I live with 3 of my closest friends that year. We get along so well that sometimes it feels as though we are taking part in our own private sitcom. One night my housemate plays the 20th century fox theme on a vacuum cleaner. Later on that evening we have an impromptu midnight fashion show, with clothes we have constructed from bits of paper and cardboard. Throughout we are completely sober.

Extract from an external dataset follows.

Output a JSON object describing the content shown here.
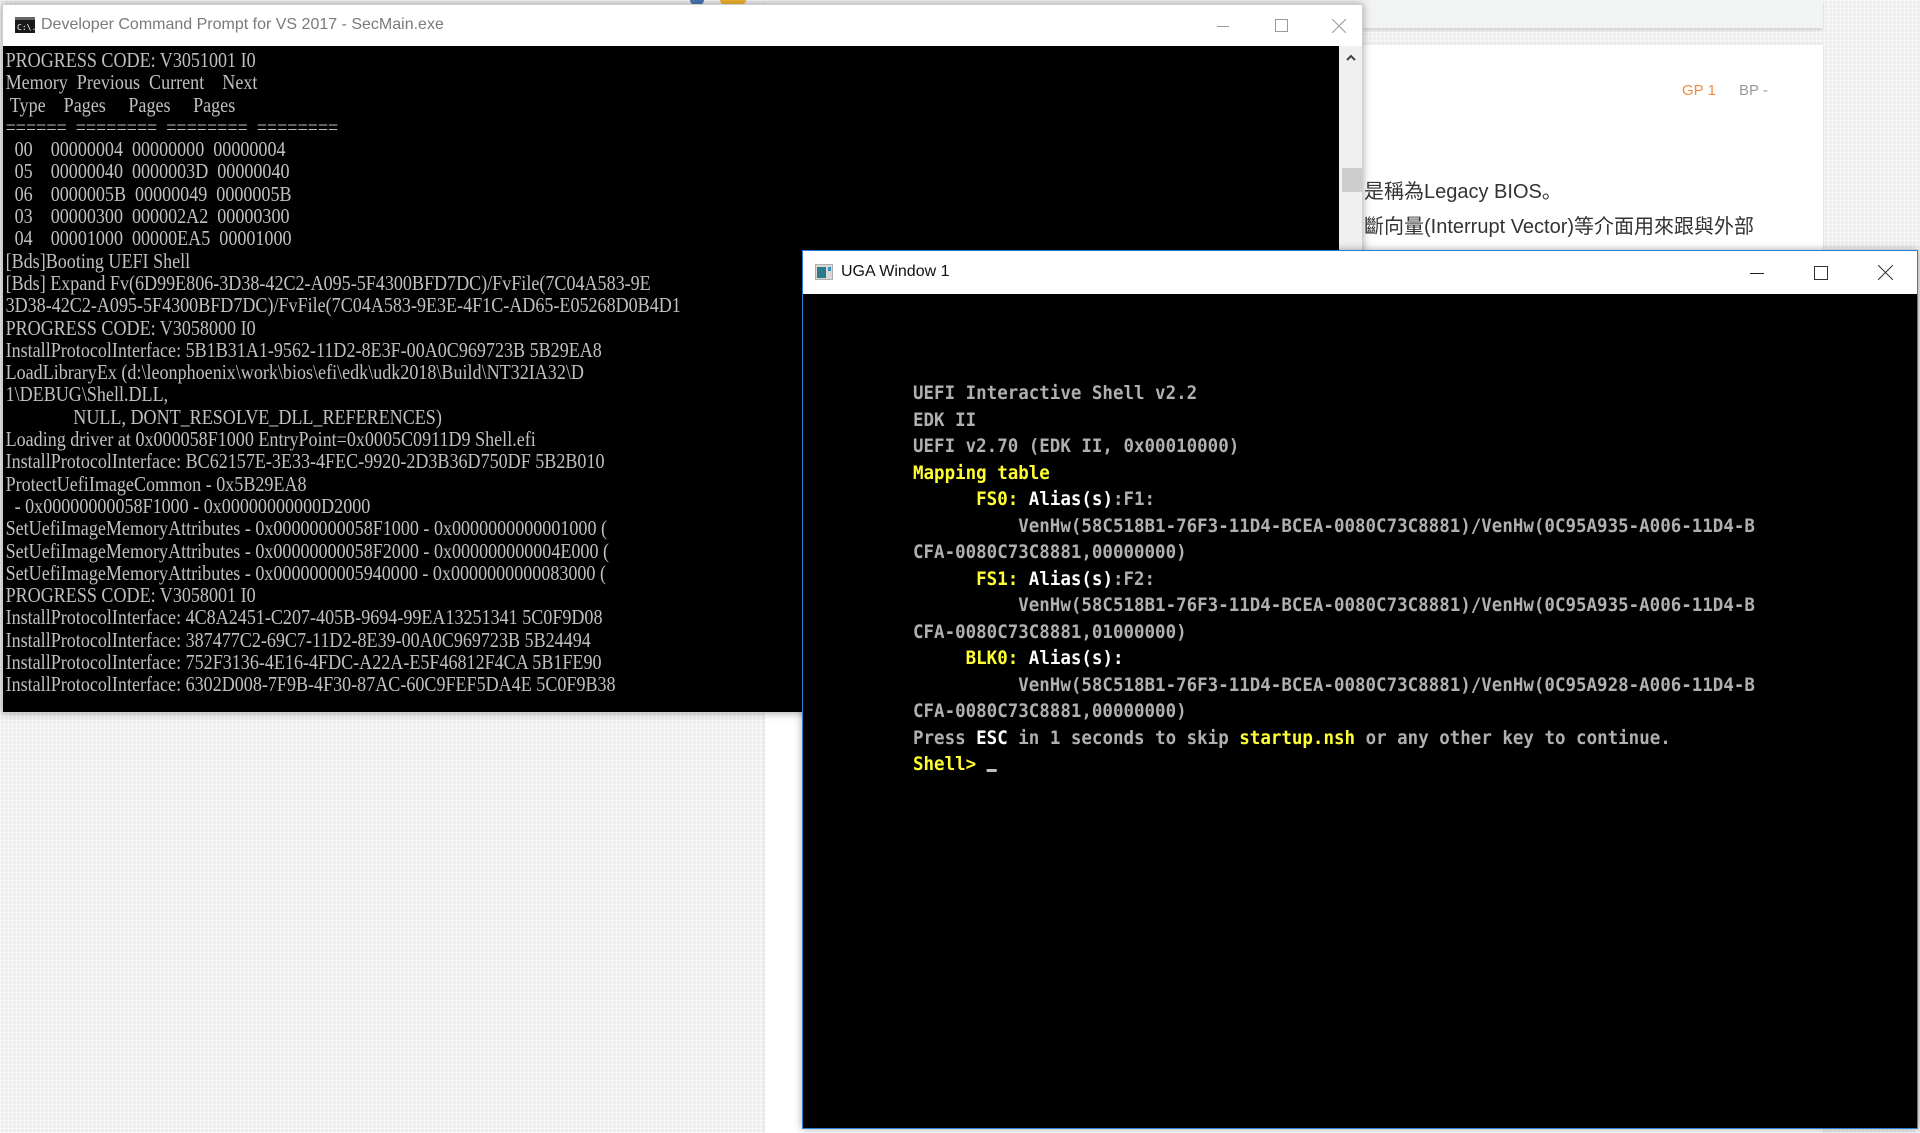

Everything changes. I spend the next year living at the Fermi National Accelerator Laboratory outside of Chicago, Illinois. The United States is a country that is more alien to me than I had anticipated. Without friends I am more alone than I ever. I watch a different film every day, without fail. For a while that regimented schedule is enough to keep me from losing my mind, but I feel a darkness loom over the edges of my psyche. I spend a weekend sobbing into my pillow. I want to go home.
One day a coyote accompanies me on my walk back from the grocery store. We walk side by side and it feels as though I have stumbled into a magical realist picture book.
I start to write about my dreams again. The sense of purpose it brings is a respite from otherwise ceaseless self-reflection. Soon that sense of purpose fades too. Inspired by Édouard Levé’s Autoportrait I take self-reflection to its logical extreme. I set out my life in declarative statements, as void of sentiment as I can manage. I tell myself this is therapy. I wonder if this were truly a dream whether I would consider it a good or a bad one. I wonder what I would think if I were to read this in several years time and I imagine that I would probably be embarrassed.